Friday, April 20, 2007

Who do we listen to?

What strikes me in this photo is the image of hurt, shame, pain, of someone who is being hurt by another.

Interestingly enough, the last few weeks have brought an array of emotions, and I have had to face the fact that I often do not listen to the right person, especially in my relating to others.

There is a special someone in my life who I love beyond measure, who is tender, caring, who has the beauty of a flower blossoming after a cold and dreary winter. With that love, there comes a vulnerability in communicating, listening and just sacrificial loving. It is looking beyond myself and what I want and deserve and it is loving them beyond what I want to get back or think I need to get back. It is in a sense a maturing of how I see love. I am not perfect..."yep...I am not...can you picture that?" But I am willing to learn, grow and express love to this woman in ways I have never before. It is standing up as a man, taking leadership seriously, and learning to give.

I am also learning to listen to others, and more importantly God. We cannot rely on listening to just our feelings as that does not dictate to us who we are, or how we should behave or act out in. Who are we in God's eyes? Who does he say we are as his children? How should then we respond? Often we have a feeling and really...does it line up to what God says of us? Does it go contrary to the Word of God? For years, I labeled myself, and I walked in just how I felt. I did all that I could to "feel good" and to not feel anything contrary to pleasure. Now as I look back on the past 2 years and especially the last 6 months, I see that listening to the word of God, listening to who I am, regardless of how I feel, has brought about a measure of maturity that otherwise I would not have. I do not have it all together and make mistakes and will continue to, but my desire is to listen to God.
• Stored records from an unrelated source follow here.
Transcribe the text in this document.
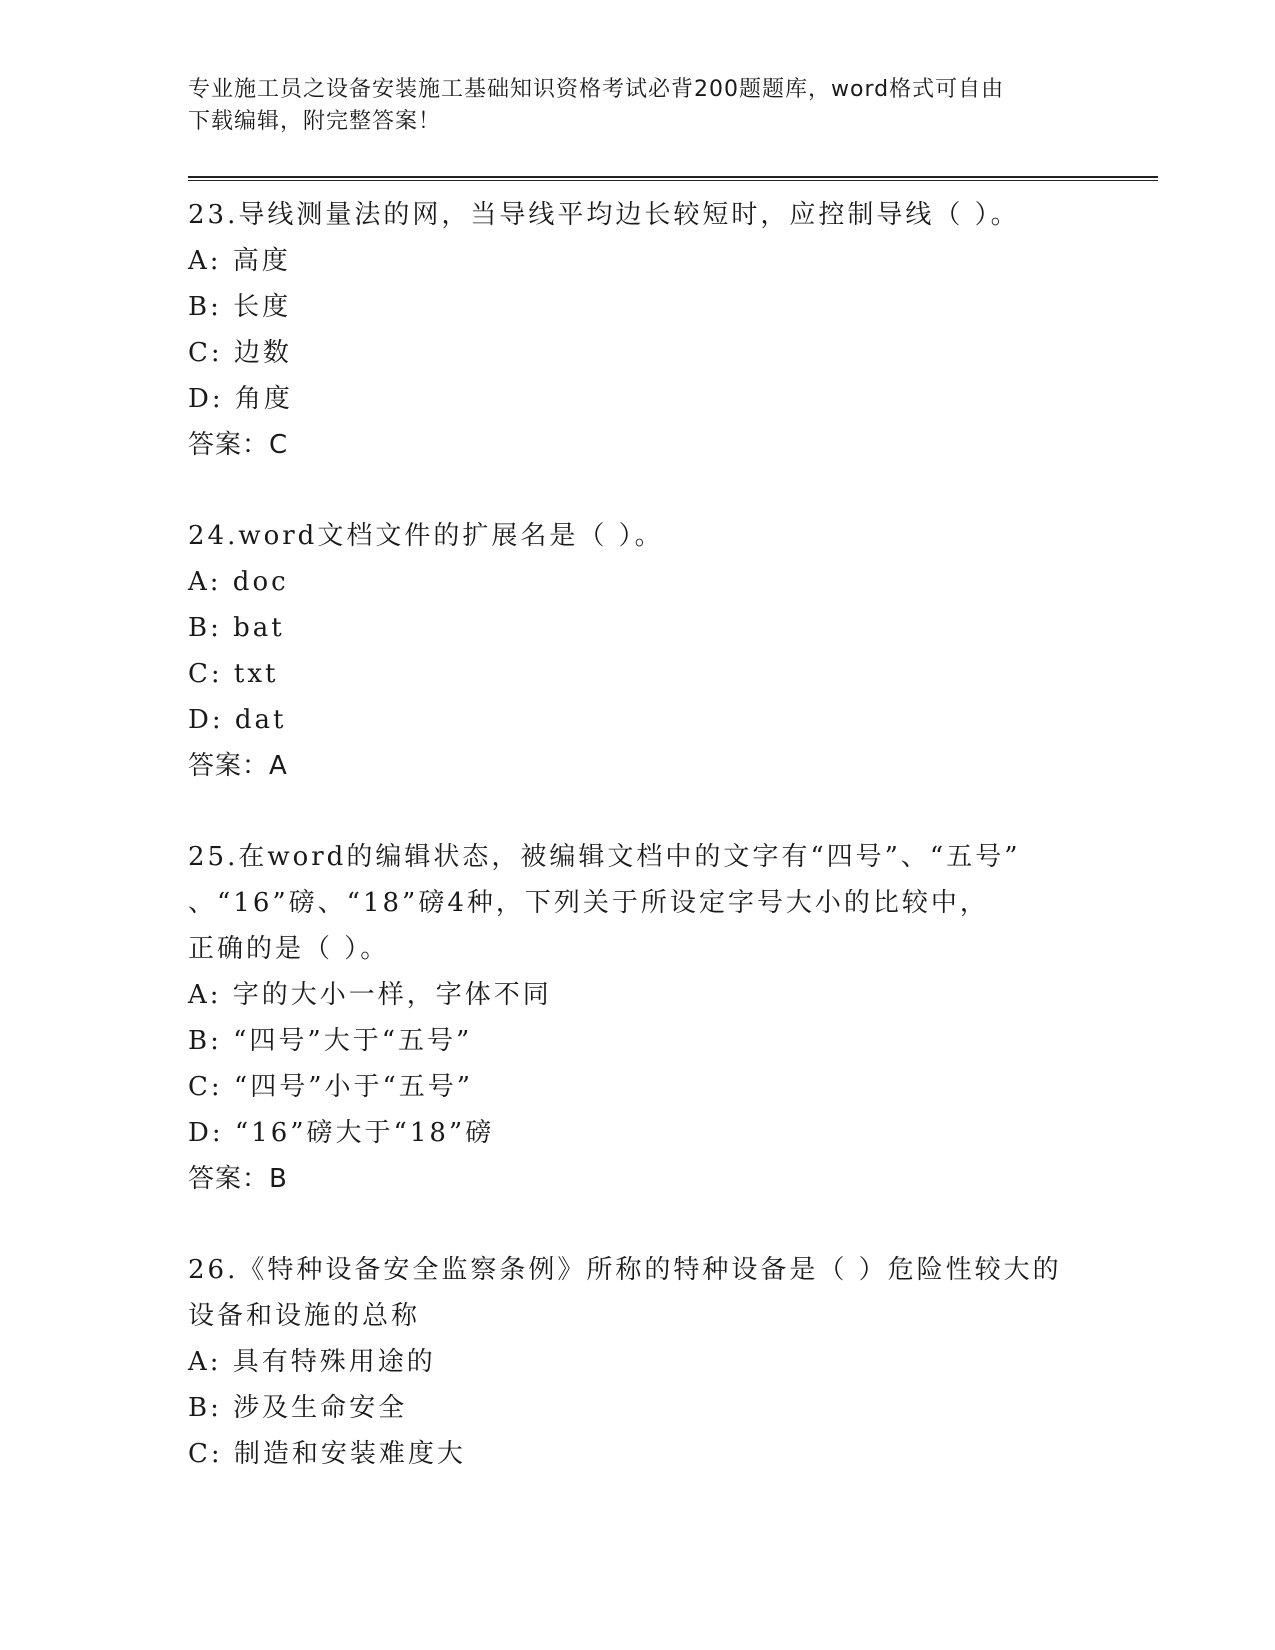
专业施工员之设备安装施工基础知识资格考试必背200题题库，word格式可自由
下载编辑，附完整答案！
23.导线测量法的网，当导线平均边长较短时，应控制导线（ ）。
A: 高度
B: 长度
C: 边数
D: 角度
答案：C
24.word文档文件的扩展名是（ ）。
A: doc
B: bat
C: txt
D: dat
答案：A
25.在word的编辑状态，被编辑文档中的文字有“四号”、“五号”
、“16”磅、“18”磅4种，下列关于所设定字号大小的比较中，
正确的是（ ）。
A: 字的大小一样，字体不同
B: “四号”大于“五号”
C: “四号”小于“五号”
D: “16”磅大于“18”磅
答案：B
26.《特种设备安全监察条例》所称的特种设备是（ ）危险性较大的
设备和设施的总称
A: 具有特殊用途的
B: 涉及生命安全
C: 制造和安装难度大
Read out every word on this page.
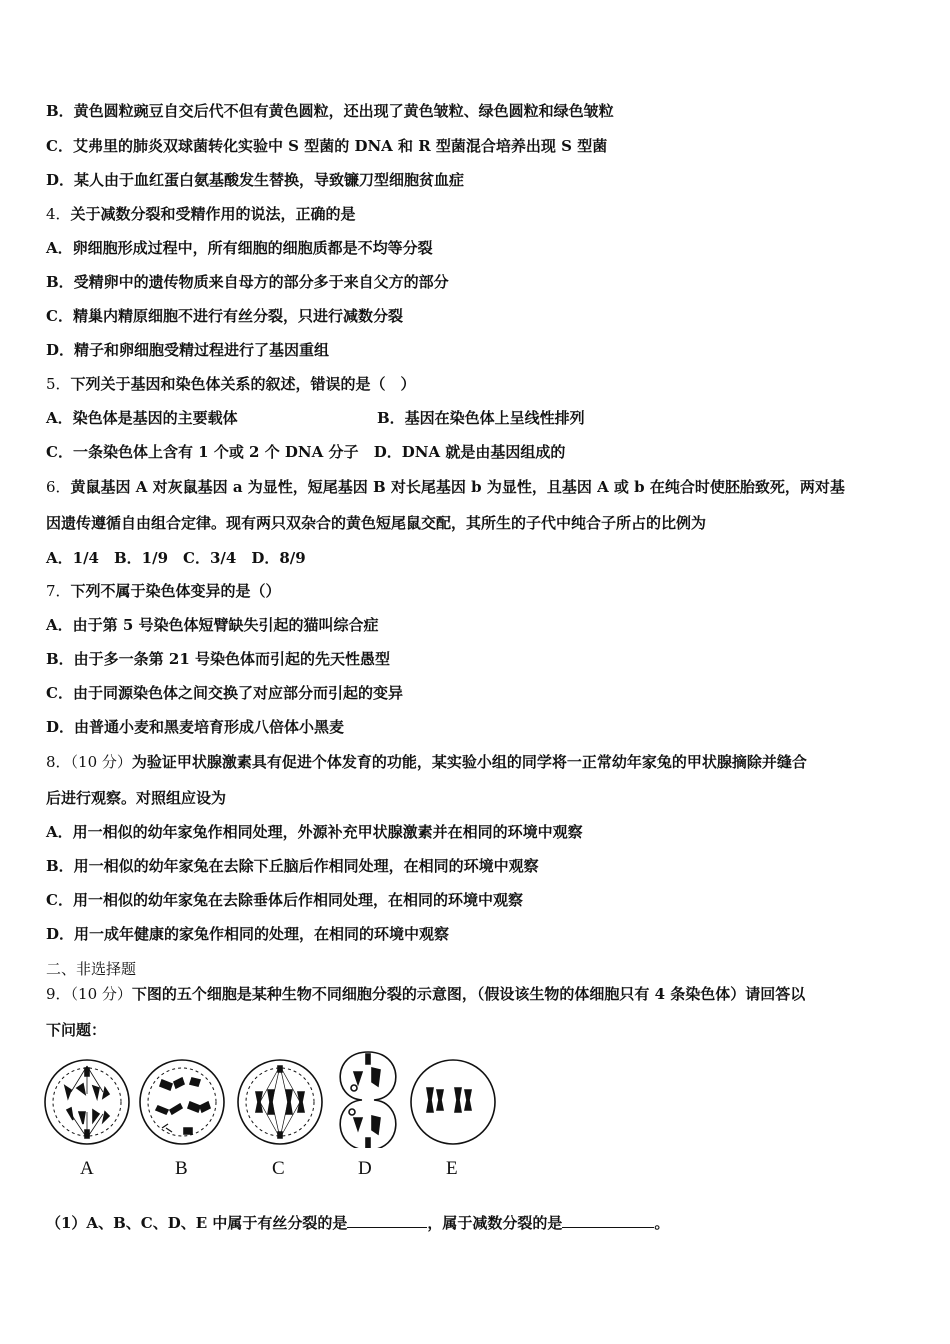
B．黄色圆粒豌豆自交后代不但有黄色圆粒，还出现了黄色皱粒、绿色圆粒和绿色皱粒
C．艾弗里的肺炎双球菌转化实验中 S 型菌的 DNA 和 R 型菌混合培养出现 S 型菌
D．某人由于血红蛋白氨基酸发生替换，导致镰刀型细胞贫血症
4．关于减数分裂和受精作用的说法，正确的是
A．卵细胞形成过程中，所有细胞的细胞质都是不均等分裂
B．受精卵中的遗传物质来自母方的部分多于来自父方的部分
C．精巢内精原细胞不进行有丝分裂，只进行减数分裂
D．精子和卵细胞受精过程进行了基因重组
5．下列关于基因和染色体关系的叙述，错误的是（　）
A．染色体是基因的主要载体	B．基因在染色体上呈线性排列
C．一条染色体上含有 1 个或 2 个 DNA 分子 D．DNA 就是由基因组成的
6．黄鼠基因 A 对灰鼠基因 a 为显性，短尾基因 B 对长尾基因 b 为显性，且基因 A 或 b 在纯合时使胚胎致死，两对基
因遗传遵循自由组合定律。现有两只双杂合的黄色短尾鼠交配，其所生的子代中纯合子所占的比例为
A．1/4　B．1/9　C．3/4　D．8/9
7．下列不属于染色体变异的是（）
A．由于第 5 号染色体短臂缺失引起的猫叫综合症
B．由于多一条第 21 号染色体而引起的先天性愚型
C．由于同源染色体之间交换了对应部分而引起的变异
D．由普通小麦和黑麦培育形成八倍体小黑麦
8．（10 分）为验证甲状腺激素具有促进个体发育的功能，某实验小组的同学将一正常幼年家兔的甲状腺摘除并缝合
后进行观察。对照组应设为
A．用一相似的幼年家兔作相同处理，外源补充甲状腺激素并在相同的环境中观察
B．用一相似的幼年家兔在去除下丘脑后作相同处理，在相同的环境中观察
C．用一相似的幼年家兔在去除垂体后作相同处理，在相同的环境中观察
D．用一成年健康的家兔作相同的处理，在相同的环境中观察
二、非选择题
9．（10 分）下图的五个细胞是某种生物不同细胞分裂的示意图，（假设该生物的体细胞只有 4 条染色体）请回答以
下问题：
A	B	C	D	E
（1）A、B、C、D、E 中属于有丝分裂的是	，属于减数分裂的是	。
Listening to others is also beneficial in all areas of our lives. We have gone away from the "ask your elders" mentality. Rather we decide what is best for us...and that is it...period! There is no need to ask anyone for advice or their opinion...because we can do it all by ourselves, because in reality, we are individuality driven. I am learning to walk in community with others, to seek out Godly wisdom and advice from others. Do I accept everything...hmmm, not right away. I weigh that wisdom out, in terms of, does it line up to the Word of God? Does it go contrary to what God is saying? Lately, I have received much wisdom from people and it has been God directed. It is pushing me toward God and my relationship with him.
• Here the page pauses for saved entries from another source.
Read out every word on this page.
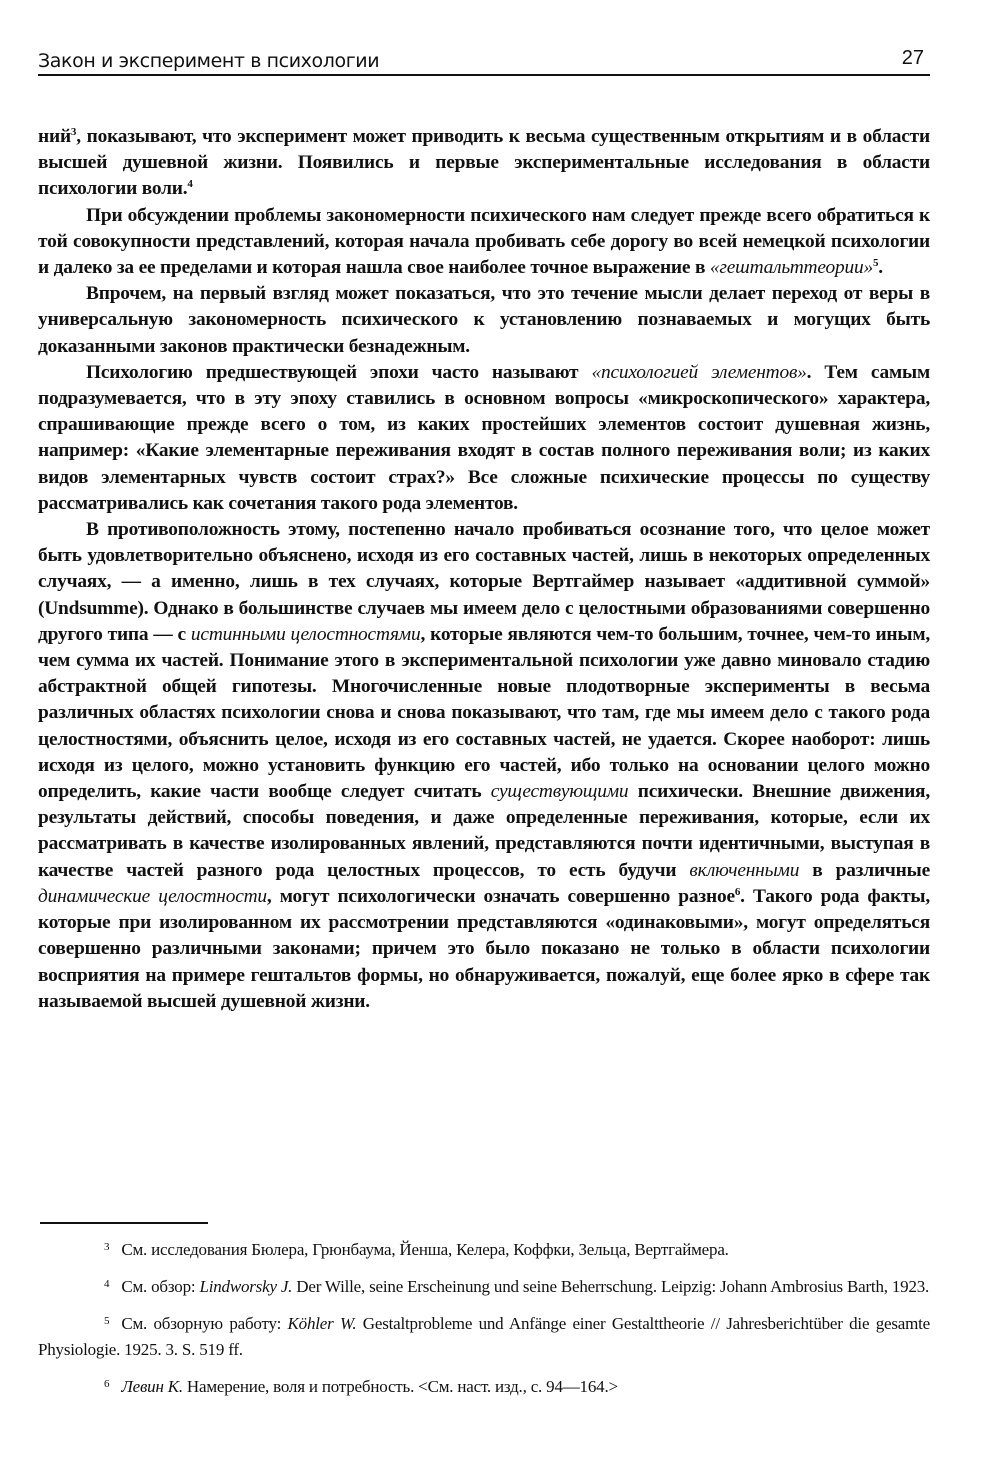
Закон и эксперимент в психологии	27

ний$^3$, показывают, что эксперимент может приводить к весьма существенным открытиям и в области высшей душевной жизни. Появились и первые экспериментальные исследования в области психологии воли.$^4$

При обсуждении проблемы закономерности психического нам следует прежде всего обратиться к той совокупности представлений, которая начала пробивать себе дорогу во всей немецкой психологии и далеко за ее пределами и которая нашла свое наиболее точное выражение в «гештальттеории»$^5$.

Впрочем, на первый взгляд может показаться, что это течение мысли делает переход от веры в универсальную закономерность психического к установлению познаваемых и могущих быть доказанными законов практически безнадежным.

Психологию предшествующей эпохи часто называют «психологией элементов». Тем самым подразумевается, что в эту эпоху ставились в основном вопросы «микроскопического» характера, спрашивающие прежде всего о том, из каких простейших элементов состоит душевная жизнь, например: «Какие элементарные переживания входят в состав полного переживания воли; из каких видов элементарных чувств состоит страх?» Все сложные психические процессы по существу рассматривались как сочетания такого рода элементов.

В противоположность этому, постепенно начало пробиваться осознание того, что целое может быть удовлетворительно объяснено, исходя из его составных частей, лишь в некоторых определенных случаях, — а именно, лишь в тех случаях, которые Вертгаймер называет «аддитивной суммой» (Undsumme). Однако в большинстве случаев мы имеем дело с целостными образованиями совершенно другого типа — с истинными целостностями, которые являются чем-то большим, точнее, чем-то иным, чем сумма их частей. Понимание этого в экспериментальной психологии уже давно миновало стадию абстрактной общей гипотезы. Многочисленные новые плодотворные эксперименты в весьма различных областях психологии снова и снова показывают, что там, где мы имеем дело с такого рода целостностями, объяснить целое, исходя из его составных частей, не удается. Скорее наоборот: лишь исходя из целого, можно установить функцию его частей, ибо только на основании целого можно определить, какие части вообще следует считать существующими психически. Внешние движения, результаты действий, способы поведения, и даже определенные переживания, которые, если их рассматривать в качестве изолированных явлений, представляются почти идентичными, выступая в качестве частей разного рода целостных процессов, то есть будучи включенными в различные динамические целостности, могут психологически означать совершенно разное$^6$. Такого рода факты, которые при изолированном их рассмотрении представляются «одинаковыми», могут определяться совершенно различными законами; причем это было показано не только в области психологии восприятия на примере гештальтов формы, но обнаруживается, пожалуй, еще более ярко в сфере так называемой высшей душевной жизни.

$^3$ См. исследования Бюлера, Грюнбаума, Йенша, Келера, Коффки, Зельца, Вертгаймера.

$^4$ См. обзор: Lindworsky J. Der Wille, seine Erscheinung und seine Beherrschung. Leipzig: Johann Ambrosius Barth, 1923.

$^5$ См. обзорную работу: Köhler W. Gestaltprobleme und Anfänge einer Gestalttheorie // Jahresberichtüber die gesamte Physiologie. 1925. 3. S. 519 ff.

$^6$ Левин К. Намерение, воля и потребность. <См. наст. изд., с. 94—164.>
So life keeps on getting more interesting and fascinating to me. It brings about challenges and growing experiences and I welcome all of those different facets into my life. Someone that I know shared with me how I must just like excitement in my life, at all times. I had to think about that and I would agree that I like life to be exciting, because that is what life is about. When you start taking risks and starting thinking a bit on the edge, you begin living differently. I would say that I enjoy living on the edge, much like Jesus did. HE was radical, edgy and wow, the things he did, saw and experienced is for us here on earth as well. Embrace it, live it and enjoy it.